The remarkable growth of apartments and restaurants along 14th Street NW was very nicely described in “An unlikely catalyst in D.C.” [front page, July 22]. This fortunate condition may indeed be fascinating and anomalous, as D.C. Office of Planning Director Harriet Tregoning pointed out, but it is no accident. Her office deserves much of the credit for bringing long-standing D.C. planning and historic preservation initiatives to fruition.
The District established the 14th Street corridor as an Uptown Arts-Mixed Use zoning overlay in 1990 with incentives for stores, restaurants, residences and entertainment venues such as the Studio and Source theaters. The 14th Street and U Street neighborhoods’ historic districts, designated in 1994 and 1998, respectively, ensured protection of their rich architectural heritage. Since then, the Historic Preservation Review Board’s design review process is a large part of the reason for the street’s success. Developers and new condo owners have flocked to 14th Street because they know their investments will be protected by a system that preserves historic character while promoting a lively pedestrian street with creative architecture. The city’s top-notch planning, zoning and historic preservation programs rarely get the credit they deserve.

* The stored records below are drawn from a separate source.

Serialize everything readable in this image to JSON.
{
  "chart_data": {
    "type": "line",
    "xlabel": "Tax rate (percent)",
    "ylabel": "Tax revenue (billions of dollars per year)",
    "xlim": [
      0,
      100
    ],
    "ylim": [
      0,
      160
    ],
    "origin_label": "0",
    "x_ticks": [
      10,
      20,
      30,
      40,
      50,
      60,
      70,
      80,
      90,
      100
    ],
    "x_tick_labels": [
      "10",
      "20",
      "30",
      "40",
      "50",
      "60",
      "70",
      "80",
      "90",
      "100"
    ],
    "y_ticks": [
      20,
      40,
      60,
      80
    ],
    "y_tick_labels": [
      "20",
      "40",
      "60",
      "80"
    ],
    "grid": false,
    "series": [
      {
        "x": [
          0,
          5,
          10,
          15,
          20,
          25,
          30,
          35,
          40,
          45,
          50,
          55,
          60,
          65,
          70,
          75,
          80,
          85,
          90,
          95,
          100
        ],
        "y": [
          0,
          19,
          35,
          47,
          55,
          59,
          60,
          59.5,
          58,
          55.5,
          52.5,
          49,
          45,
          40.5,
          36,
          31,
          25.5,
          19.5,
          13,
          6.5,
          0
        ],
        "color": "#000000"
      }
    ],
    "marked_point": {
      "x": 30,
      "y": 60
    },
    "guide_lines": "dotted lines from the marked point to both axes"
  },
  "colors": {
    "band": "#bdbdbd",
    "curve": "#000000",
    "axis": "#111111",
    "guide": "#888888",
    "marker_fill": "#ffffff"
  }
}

Rebecca Miller, Washington
The writer is executive director of the D.C. Preservation League.
Long gone are the days of my childhood home on Logan Circle in the 1980s. Goodbye to the ladies of the night, drug dealers and drunks. Hello novelty stores, peaceful yoga studios and phenomenal night life. Much of this transition is owed to the gay community and art gallery enthusiasts who took a risk. In particular, the bygone store Reincarnations and developer PN Hoffman deserve much credit for, before Whole Foods arrived, turning an edgy neighborhood into a success story.